I was going to put a top ten Irish plays of 2008 list out today, but why bother with #10-#2. Who's got time for lists anyway? What are we, the BBC?

So, on to the top play of 2008. That would go to Port Authority by Conor McPherson. And there's nothing more to say about it. McPherson said it all in his play: the frustrations of youth, the disappointments of middle-age, and the resignations of old age. It's all there. 
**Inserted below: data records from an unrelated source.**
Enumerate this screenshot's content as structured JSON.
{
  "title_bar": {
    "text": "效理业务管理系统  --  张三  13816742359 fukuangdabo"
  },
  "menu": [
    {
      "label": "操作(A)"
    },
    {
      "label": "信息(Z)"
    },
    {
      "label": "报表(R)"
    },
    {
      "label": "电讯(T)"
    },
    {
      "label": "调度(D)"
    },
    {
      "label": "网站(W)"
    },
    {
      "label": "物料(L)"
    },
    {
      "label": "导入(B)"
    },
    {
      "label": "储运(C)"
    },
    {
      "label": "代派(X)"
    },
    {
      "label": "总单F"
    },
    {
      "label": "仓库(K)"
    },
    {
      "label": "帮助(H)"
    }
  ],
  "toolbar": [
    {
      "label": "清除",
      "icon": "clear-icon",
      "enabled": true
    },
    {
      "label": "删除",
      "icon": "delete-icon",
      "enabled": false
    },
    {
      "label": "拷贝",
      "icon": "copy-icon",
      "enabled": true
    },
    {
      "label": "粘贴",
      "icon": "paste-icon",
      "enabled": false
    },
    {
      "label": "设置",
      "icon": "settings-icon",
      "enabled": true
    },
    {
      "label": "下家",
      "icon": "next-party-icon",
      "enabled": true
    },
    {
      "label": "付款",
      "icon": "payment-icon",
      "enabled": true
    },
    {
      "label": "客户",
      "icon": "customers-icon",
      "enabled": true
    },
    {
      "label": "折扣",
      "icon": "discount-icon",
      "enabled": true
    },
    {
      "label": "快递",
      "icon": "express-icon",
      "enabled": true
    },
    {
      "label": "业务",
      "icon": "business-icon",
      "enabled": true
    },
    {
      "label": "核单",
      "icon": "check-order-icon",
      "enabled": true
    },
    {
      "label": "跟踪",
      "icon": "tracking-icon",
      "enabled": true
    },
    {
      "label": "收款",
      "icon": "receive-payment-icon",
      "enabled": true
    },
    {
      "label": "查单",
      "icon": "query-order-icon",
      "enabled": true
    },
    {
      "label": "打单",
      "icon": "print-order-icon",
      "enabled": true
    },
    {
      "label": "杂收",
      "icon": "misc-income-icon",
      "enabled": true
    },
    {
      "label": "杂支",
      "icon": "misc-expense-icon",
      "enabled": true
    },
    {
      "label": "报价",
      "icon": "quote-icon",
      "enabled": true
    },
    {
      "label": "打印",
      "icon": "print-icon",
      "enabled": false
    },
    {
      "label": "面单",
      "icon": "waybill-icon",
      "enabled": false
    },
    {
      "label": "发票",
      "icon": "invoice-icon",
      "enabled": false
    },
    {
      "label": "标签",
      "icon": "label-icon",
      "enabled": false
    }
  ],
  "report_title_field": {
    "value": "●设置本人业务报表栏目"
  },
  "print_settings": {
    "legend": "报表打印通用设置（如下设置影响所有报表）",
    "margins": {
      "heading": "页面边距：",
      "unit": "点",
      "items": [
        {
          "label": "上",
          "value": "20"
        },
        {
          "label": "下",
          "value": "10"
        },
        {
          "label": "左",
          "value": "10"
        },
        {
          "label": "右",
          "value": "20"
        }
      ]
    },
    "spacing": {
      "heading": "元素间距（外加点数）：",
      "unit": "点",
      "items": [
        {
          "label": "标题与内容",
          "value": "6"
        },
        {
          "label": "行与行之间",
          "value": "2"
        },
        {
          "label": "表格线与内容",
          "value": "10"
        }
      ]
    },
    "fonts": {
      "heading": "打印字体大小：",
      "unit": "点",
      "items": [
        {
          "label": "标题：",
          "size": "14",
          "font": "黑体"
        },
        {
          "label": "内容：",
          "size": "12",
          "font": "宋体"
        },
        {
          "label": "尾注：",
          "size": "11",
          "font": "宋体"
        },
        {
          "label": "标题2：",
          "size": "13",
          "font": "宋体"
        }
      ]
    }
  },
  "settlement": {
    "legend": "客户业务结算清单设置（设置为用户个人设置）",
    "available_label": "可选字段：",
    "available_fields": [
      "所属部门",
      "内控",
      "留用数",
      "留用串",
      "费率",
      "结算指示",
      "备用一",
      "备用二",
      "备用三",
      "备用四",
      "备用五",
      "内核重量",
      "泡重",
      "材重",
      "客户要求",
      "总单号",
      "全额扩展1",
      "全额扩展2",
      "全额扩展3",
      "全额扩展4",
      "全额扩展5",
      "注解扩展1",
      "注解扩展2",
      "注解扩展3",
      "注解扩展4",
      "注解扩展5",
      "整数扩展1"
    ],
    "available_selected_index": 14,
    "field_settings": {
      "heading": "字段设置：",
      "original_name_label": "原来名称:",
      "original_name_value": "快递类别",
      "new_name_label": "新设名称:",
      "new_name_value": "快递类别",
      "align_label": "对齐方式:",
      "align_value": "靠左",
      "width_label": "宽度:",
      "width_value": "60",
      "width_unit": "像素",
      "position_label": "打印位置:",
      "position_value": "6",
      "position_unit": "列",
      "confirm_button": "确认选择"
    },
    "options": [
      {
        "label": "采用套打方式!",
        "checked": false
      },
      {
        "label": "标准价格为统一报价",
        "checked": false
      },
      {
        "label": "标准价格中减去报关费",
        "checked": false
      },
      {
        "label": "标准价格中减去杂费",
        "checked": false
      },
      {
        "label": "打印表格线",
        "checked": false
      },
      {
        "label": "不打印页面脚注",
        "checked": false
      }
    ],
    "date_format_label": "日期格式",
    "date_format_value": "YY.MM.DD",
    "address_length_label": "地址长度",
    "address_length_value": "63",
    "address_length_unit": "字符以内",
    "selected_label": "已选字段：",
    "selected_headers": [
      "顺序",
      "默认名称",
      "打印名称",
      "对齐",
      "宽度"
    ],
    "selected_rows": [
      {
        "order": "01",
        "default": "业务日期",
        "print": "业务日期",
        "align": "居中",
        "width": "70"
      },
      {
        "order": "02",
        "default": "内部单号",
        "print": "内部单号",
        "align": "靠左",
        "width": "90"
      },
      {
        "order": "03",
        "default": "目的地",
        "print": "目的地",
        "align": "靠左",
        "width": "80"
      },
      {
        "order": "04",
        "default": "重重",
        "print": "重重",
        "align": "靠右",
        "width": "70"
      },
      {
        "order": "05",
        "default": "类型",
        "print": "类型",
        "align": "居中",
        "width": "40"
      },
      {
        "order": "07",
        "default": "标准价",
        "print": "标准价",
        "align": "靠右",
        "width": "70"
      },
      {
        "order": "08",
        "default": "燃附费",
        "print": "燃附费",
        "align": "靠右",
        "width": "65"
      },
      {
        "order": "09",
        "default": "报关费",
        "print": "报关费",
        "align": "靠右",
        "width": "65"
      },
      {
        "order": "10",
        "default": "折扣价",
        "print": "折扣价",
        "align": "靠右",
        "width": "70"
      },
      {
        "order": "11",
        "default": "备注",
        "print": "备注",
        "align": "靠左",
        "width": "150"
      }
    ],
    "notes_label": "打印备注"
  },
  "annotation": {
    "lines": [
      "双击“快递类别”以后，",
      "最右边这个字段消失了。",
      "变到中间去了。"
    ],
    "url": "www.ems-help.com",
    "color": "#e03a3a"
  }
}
Now as I go back to my other resolutions besides bloody marys and succinctness, I leave you with this drink recipe from Glenn Eichler:

Recipe: “The Blurry Zeitgeist”

3 parts Champagne

1 part vodka

1 part strawberry brandy

1 part smugness over past year’s accomplishments

1 part regret over realizing past year’s accomplishments were actually failures

1 part momentary burst of resolve followed immediately by 1 part deflating inertia

1 part nagging fear over possibility of … what was it again?

1 part self-congratulation over successfully keeping pre-New Year’s resolution to avoid marketing exec neighbor at current party

1 part cautious optimism over Obama cabinet picks

1 part bitter disappointment over Obama cabinet picks

1 part utter disbelief at Caroline Kennedy

1 part inexplicable anxiety over not remembering what earlier nagging was about

1 part dawning awareness that marketing exec neighbor is approaching

1 part fleeting concern over possibly forgetting to TiVo “The Biggest Loser”

1 part sinking realization that earlier nagging fear was about odds of contracting early-onset Alzheimer’s

1 part self-pity over getting stuck conversing with marketing exec neighbor

1 part self-congratulation at not being marketing exec neighbor

1 part euphoric recollection of definitely remembering to TiVo “The Biggest Loser,” thus reducing likelihood of early-onset Alzheimer’s

1 part self-loathing over TiVo full of “The Biggest Loser”

Shake well and serve with metaphysical hangover.